In a Gilded Cage (Molly Murphy, #8)
It is a well-known fact that we Irish are prone to bouts of melancholy, even without the help of the bottle. I suppose it goes along with the Celtic temperament and long, wet winters. Anyway, I was experiencing such a bout myself as I trudged home through a rainstorm that was wetter and colder than anything I had experienced at home in Ireland. March winds and April showers bring forth May flowers—that was how I learned it at school in Ballykillin. Well, it was now the middle of April and the gale that was accompanying the rain was worse than anything we’d experienced in March. I would never understand the New York weather! One minute it could be sunny and springlike and suddenly the temperature would plunge thirty degrees and we’d be back in winter again.
We had endured a particularly long, cold winter, with snow well into March. The bleak conditions had produced all kinds of sicknesses and people had been dropping like flies as influenza of the nastiest kind had turned to pneumonia. Even I, usually known for my robust constitution, had succumbed and spent over a week with a raging fever that finally subsided, leaving me feeling weak and drained. It had been almost three weeks now and I had hardly left the house until my small detective agency, P. Riley and Associates (I now being sole proprietor and associate rolled into one), received a job offer I simply couldn’t turn down. It was from Macy’s new department store, at Thirty-fourth Street and Herald Square. They wanted me to look into a case of shoplifting that even their own store detectives had not managed to stop. Naturally I was thrilled and flattered, and I accepted immediately. I would have crawled from my deathbed for such an assignment. If I was successful, who knew where it might lead?
The weather had finally been springlike when I set off for work that morning, which was why I’d worn my light business two-piece and not thought to take a top-coat or a brolly.

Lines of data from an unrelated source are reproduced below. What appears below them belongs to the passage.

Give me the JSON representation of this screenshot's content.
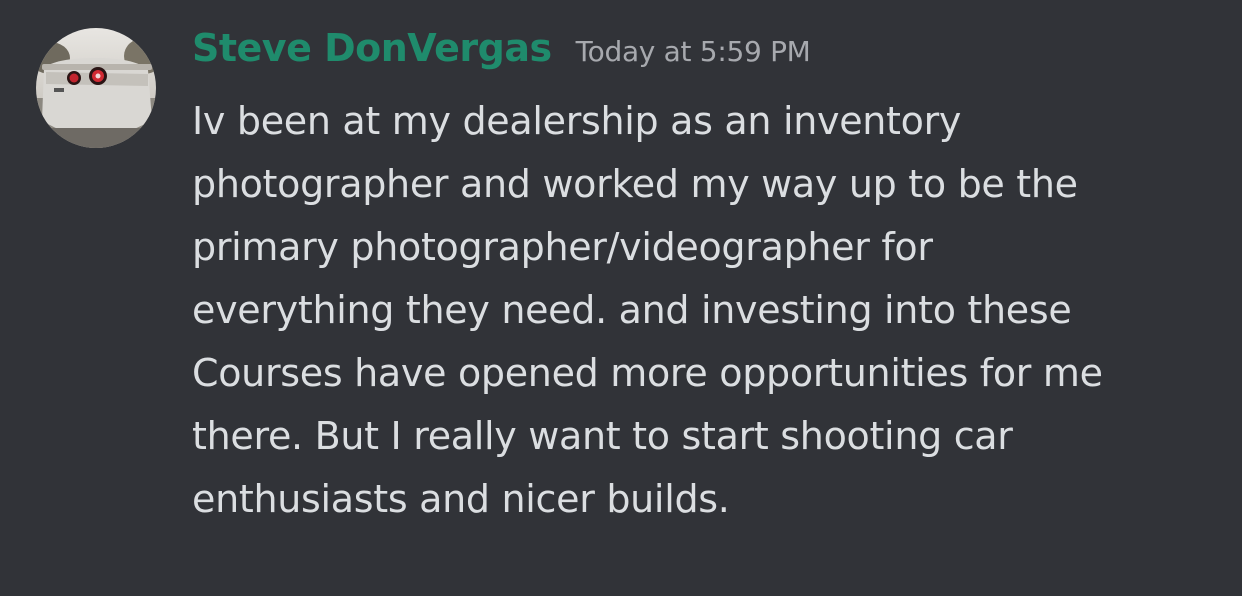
{
  "message": {
    "username": "Steve DonVergas",
    "timestamp": "Today at 5:59 PM",
    "lines": [
      "Iv been at my dealership as an inventory",
      "photographer and worked my way up to be the",
      "primary photographer/videographer for",
      "everything they need. and investing into these",
      "Courses have opened more opportunities for me",
      "there. But I really want to start shooting car",
      "enthusiasts and nicer builds."
    ],
    "username_color": "#1f8b6c",
    "avatar": "car-rear-photo-avatar"
  }
}
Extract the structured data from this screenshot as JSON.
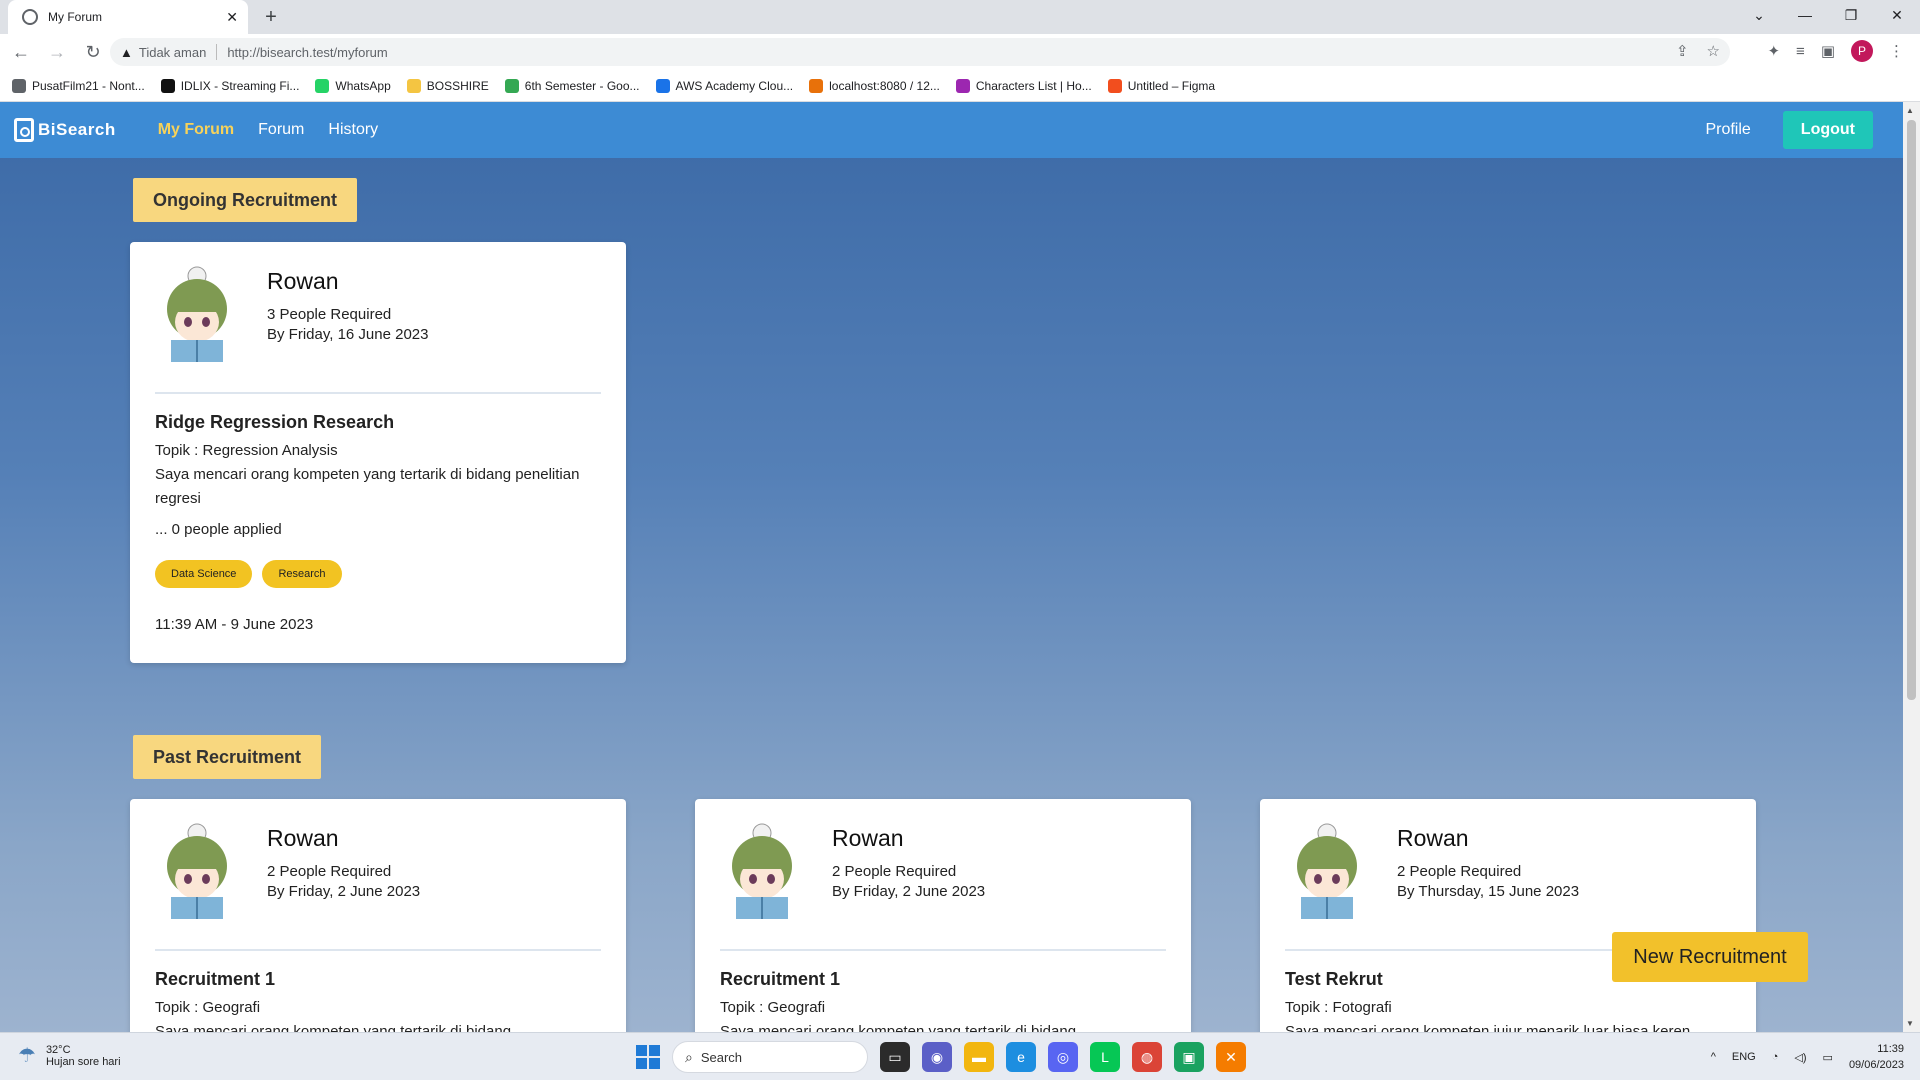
{
  "browser": {
    "tab_title": "My Forum",
    "security_label": "Tidak aman",
    "url": "http://bisearch.test/myforum",
    "bookmarks": [
      {
        "label": "PusatFilm21 - Nont...",
        "color": "#5f6368"
      },
      {
        "label": "IDLIX - Streaming Fi...",
        "color": "#111111"
      },
      {
        "label": "WhatsApp",
        "color": "#25d366"
      },
      {
        "label": "BOSSHIRE",
        "color": "#f4c542"
      },
      {
        "label": "6th Semester - Goo...",
        "color": "#34a853"
      },
      {
        "label": "AWS Academy Clou...",
        "color": "#1a73e8"
      },
      {
        "label": "localhost:8080 / 12...",
        "color": "#e8710a"
      },
      {
        "label": "Characters List | Ho...",
        "color": "#9c27b0"
      },
      {
        "label": "Untitled – Figma",
        "color": "#f24e1e"
      }
    ],
    "profile_initial": "P"
  },
  "app": {
    "logo": "BiSearch",
    "nav": {
      "myforum": "My Forum",
      "forum": "Forum",
      "history": "History"
    },
    "profile": "Profile",
    "logout": "Logout"
  },
  "ongoing": {
    "label": "Ongoing Recruitment",
    "cards": [
      {
        "user": "Rowan",
        "required": "3 People Required",
        "due": "By Friday, 16 June 2023",
        "title": "Ridge Regression Research",
        "topic": "Topik : Regression Analysis",
        "desc": "Saya mencari orang kompeten yang tertarik di bidang penelitian regresi",
        "applied": "... 0 people applied",
        "tags": [
          "Data Science",
          "Research"
        ],
        "time": "11:39 AM - 9 June 2023"
      }
    ]
  },
  "past": {
    "label": "Past Recruitment",
    "cards": [
      {
        "user": "Rowan",
        "required": "2 People Required",
        "due": "By Friday, 2 June 2023",
        "title": "Recruitment 1",
        "topic": "Topik : Geografi",
        "desc": "Saya mencari orang kompeten yang tertarik di bidang"
      },
      {
        "user": "Rowan",
        "required": "2 People Required",
        "due": "By Friday, 2 June 2023",
        "title": "Recruitment 1",
        "topic": "Topik : Geografi",
        "desc": "Saya mencari orang kompeten yang tertarik di bidang"
      },
      {
        "user": "Rowan",
        "required": "2 People Required",
        "due": "By Thursday, 15 June 2023",
        "title": "Test Rekrut",
        "topic": "Topik : Fotografi",
        "desc": "Saya mencari orang kompeten jujur menarik luar biasa keren"
      }
    ]
  },
  "new_recruitment": "New Recruitment",
  "taskbar": {
    "temp": "32°C",
    "weather": "Hujan sore hari",
    "search": "Search",
    "lang": "ENG",
    "time": "11:39",
    "date": "09/06/2023"
  }
}
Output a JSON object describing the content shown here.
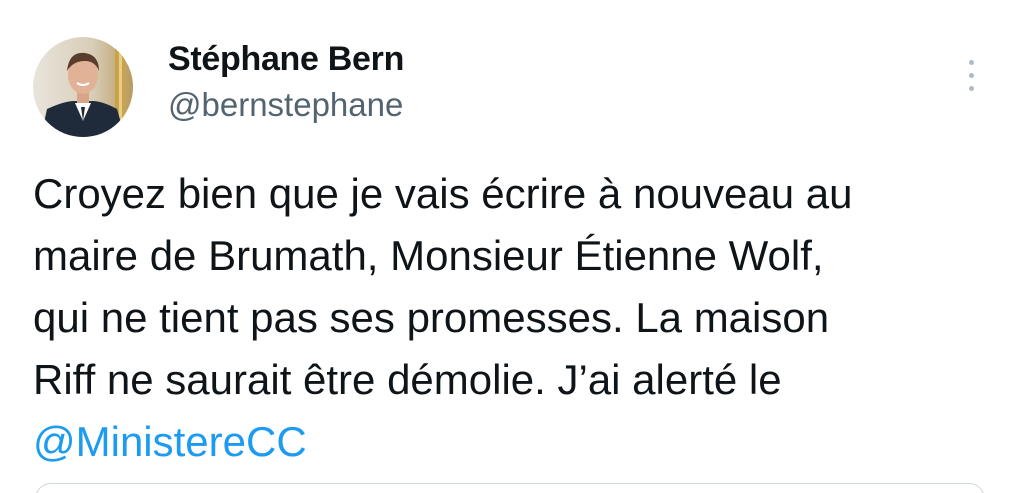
{
  "author": {
    "display_name": "Stéphane Bern",
    "handle": "@bernstephane",
    "avatar_icon": "profile-photo"
  },
  "more_icon": "more-vertical-icon",
  "tweet": {
    "lines": [
      "Croyez bien que je vais écrire à nouveau au",
      "maire de Brumath, Monsieur Étienne Wolf,",
      "qui ne tient pas ses promesses. La maison",
      "Riff ne saurait être démolie. J’ai alerté le"
    ],
    "mention": "@MinistereCC"
  },
  "colors": {
    "text": "#0f1419",
    "secondary": "#536471",
    "link": "#1d9bf0",
    "border": "#cfd9de"
  }
}
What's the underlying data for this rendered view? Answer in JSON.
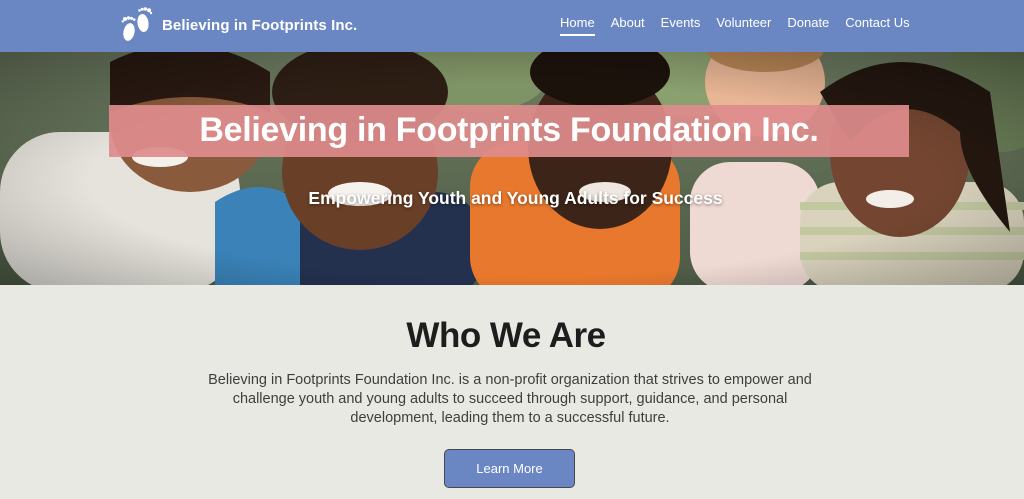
{
  "header": {
    "brand_name": "Believing in Footprints Inc.",
    "brand_logo_icon": "footprints-icon",
    "nav": [
      {
        "label": "Home",
        "active": true
      },
      {
        "label": "About",
        "active": false
      },
      {
        "label": "Events",
        "active": false
      },
      {
        "label": "Volunteer",
        "active": false
      },
      {
        "label": "Donate",
        "active": false
      },
      {
        "label": "Contact Us",
        "active": false
      }
    ]
  },
  "hero": {
    "title": "Believing in Footprints Foundation Inc.",
    "subtitle": "Empowering Youth and Young Adults for Success",
    "image_alt": "smiling-children-photo"
  },
  "about": {
    "heading": "Who We Are",
    "body": "Believing in Footprints Foundation Inc. is a non-profit organization that strives to empower and challenge youth and young adults to succeed through support, guidance, and personal development, leading them to a successful future.",
    "button_label": "Learn More"
  },
  "colors": {
    "header_bg": "#6a87c4",
    "title_band": "#de8c8c",
    "page_bg": "#e9e9e3",
    "button_bg": "#6a87c4"
  }
}
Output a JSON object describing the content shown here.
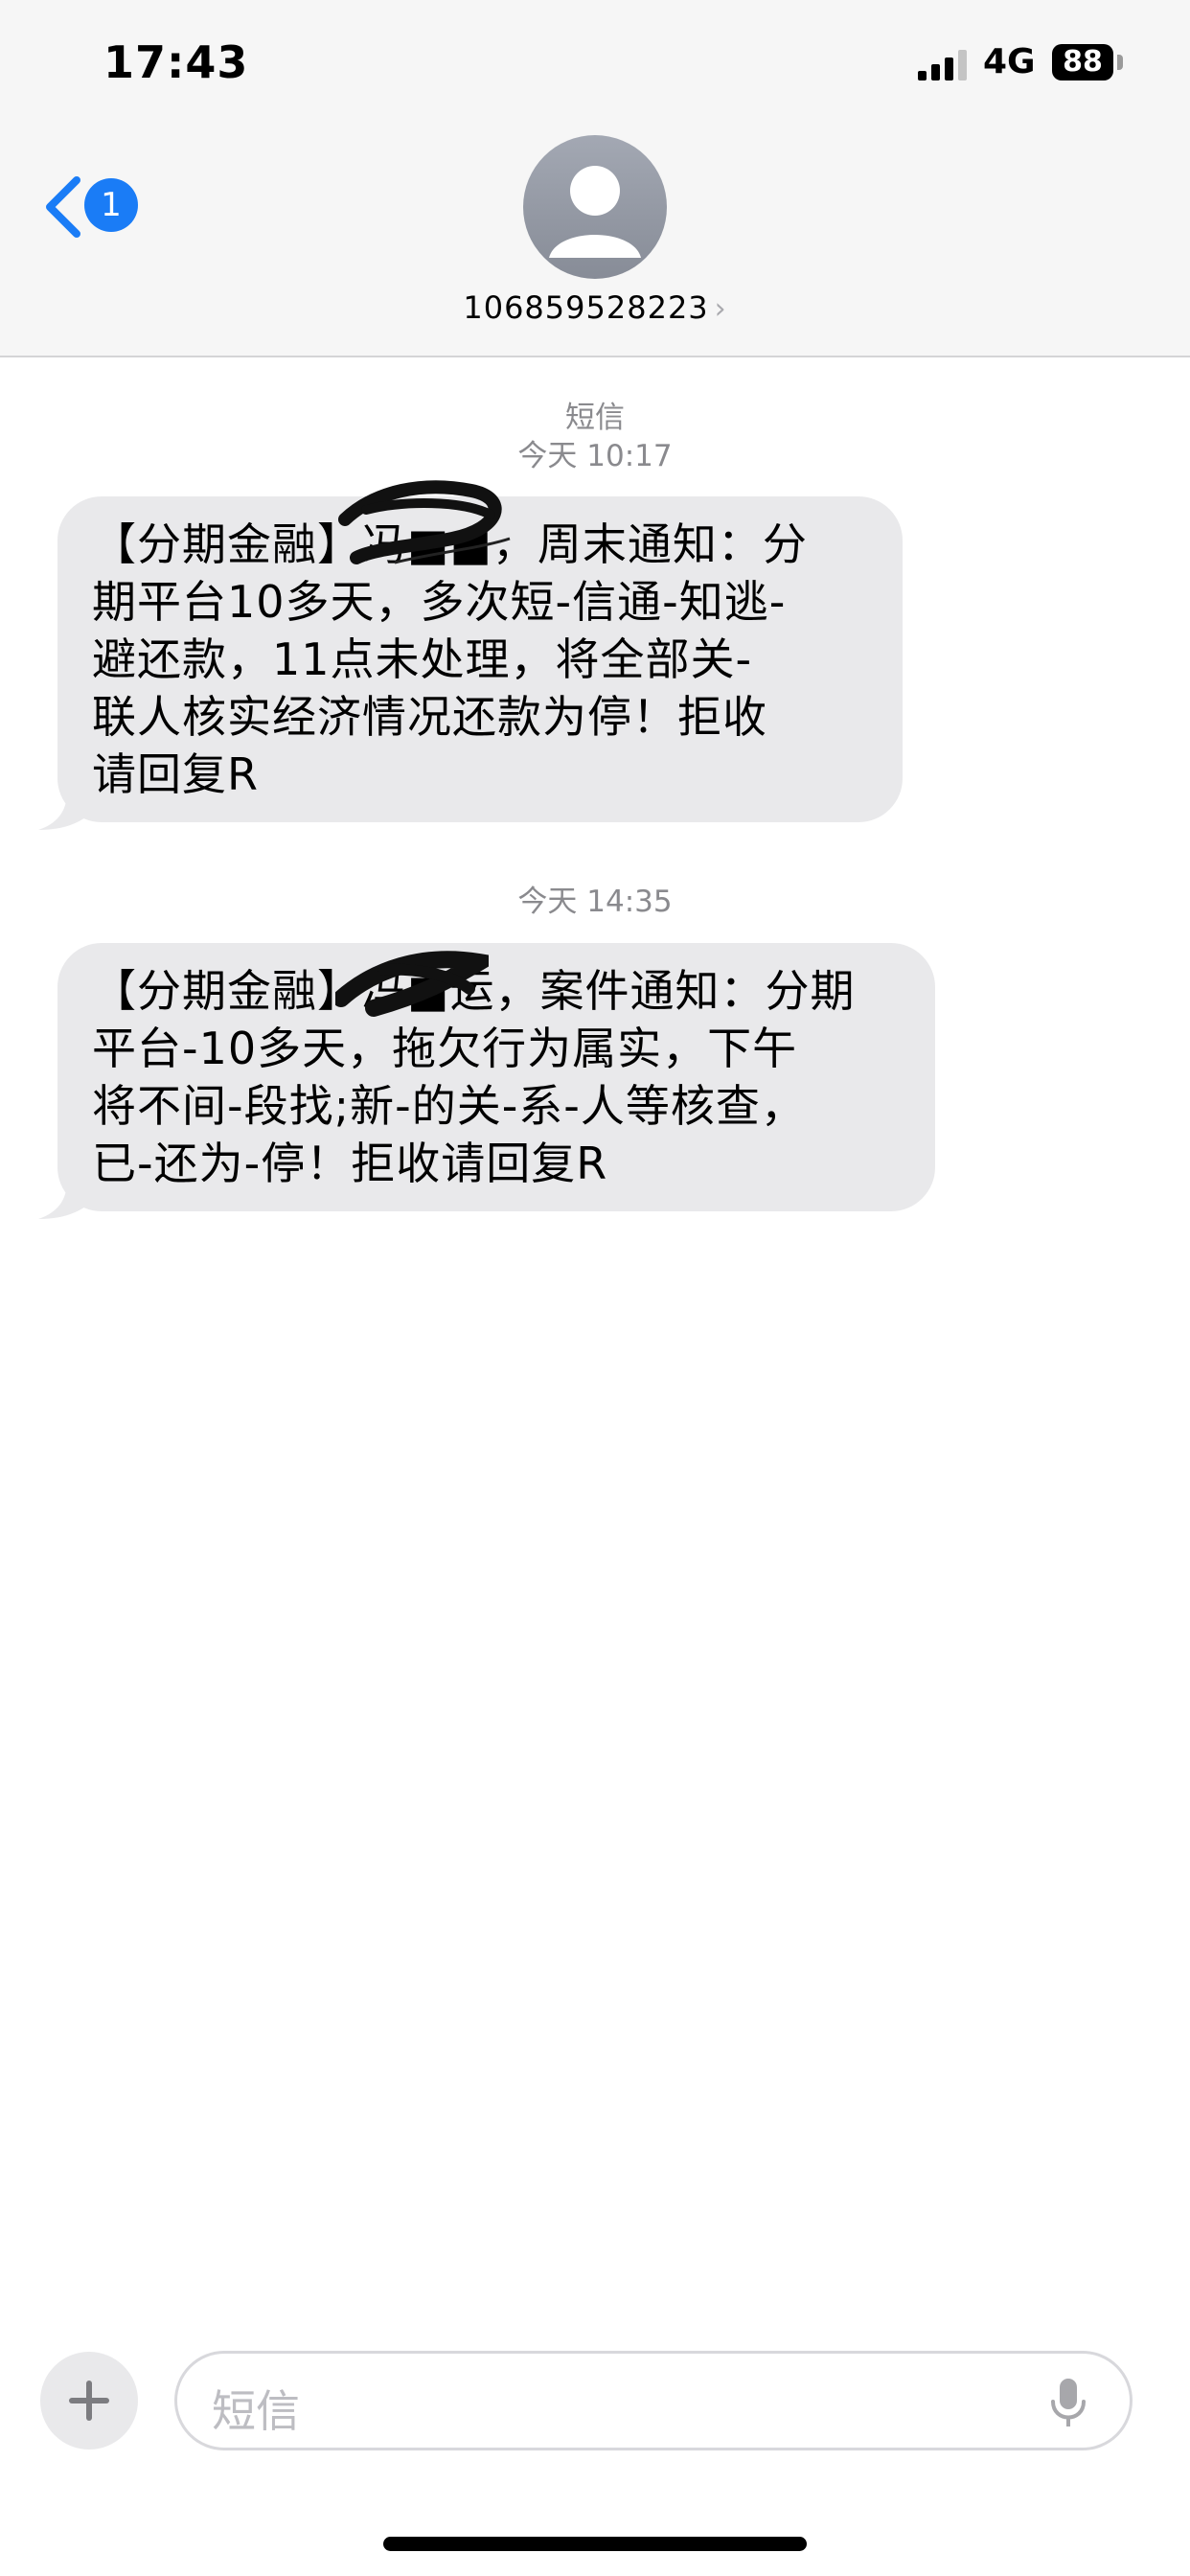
{
  "status_bar": {
    "time": "17:43",
    "network": "4G",
    "battery": "88"
  },
  "header": {
    "unread_count": "1",
    "contact": "106859528223"
  },
  "conversation": {
    "service_label": "短信",
    "messages": [
      {
        "timestamp": "今天 10:17",
        "lines": [
          "【分期金融】冯■■，周末通知：分",
          "期平台10多天，多次短-信通-知逃-",
          "避还款，11点未处理，将全部关-",
          "联人核实经济情况还款为停！拒收",
          "请回复R"
        ]
      },
      {
        "timestamp": "今天 14:35",
        "lines": [
          "【分期金融】冯■运，案件通知：分期",
          "平台-10多天，拖欠行为属实，下午",
          "将不间-段找;新-的关-系-人等核查，",
          "已-还为-停！拒收请回复R"
        ]
      }
    ]
  },
  "composer": {
    "placeholder": "短信"
  },
  "icons": {
    "signal": "signal-bars-icon",
    "back": "chevron-left-icon",
    "avatar": "person-icon",
    "plus": "plus-icon",
    "mic": "microphone-icon"
  },
  "colors": {
    "accent": "#1a7cf6",
    "bubble": "#e9e9eb",
    "header_bg": "#f6f6f6"
  }
}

Both of which I was now regretting as I came out of Macy’s to find that the temperature had plunged again and it was blowing a gale. Within seconds I was soaked to the skin, freezing cold, and thoroughly miserable.
I should have been feeling on top of the world. I’d just concluded another successful case. In the guise of a new counter assistant I had spotted the pilfered goods being smuggled out in the trash by one of Macy’s own employees and then retrieved from the big trash bins by an accomplice. I had been handsomely rewarded for my services and was glowing with pride, dying to share my news with somebody when I stepped out of Macy’s back door and into the gale.
I had hopped on a passing Broadway trolley and later regretted this move as well, as I had to walk home from Broadway with the rain driving straight into my face and one hand jamming my charming spring hat onto my head. By the time I was halfway home I was well and truly sorry for myself. I was still weak, of course. I was not usually the kind of person who wallowed in self-pity or thought of herself as a helpless female. But as I trudged onward I was overwhelmed with gloomy thoughts. I longed for home and family and someone to take care of me.
I suppose this wave of blackness and insecurity had something to do with my intended, Daniel Sullivan. We weren’t officially betrothed yet, but we had definitely reached the stage of an understanding. And it was this that was making me unsettled and jittery.
Had my mother still been alive, she would have relished telling me that I was never satisfied. I suppose she was right—when Daniel had been in disgrace and on suspension from his position as captain of police, he had shown up on my doorstep every single day, and I had found myself wishing he’d be reinstated quickly, not just for his sake but for mine too. I found myself seriously wondering whether marriage and domestic bliss were what I wanted for myself.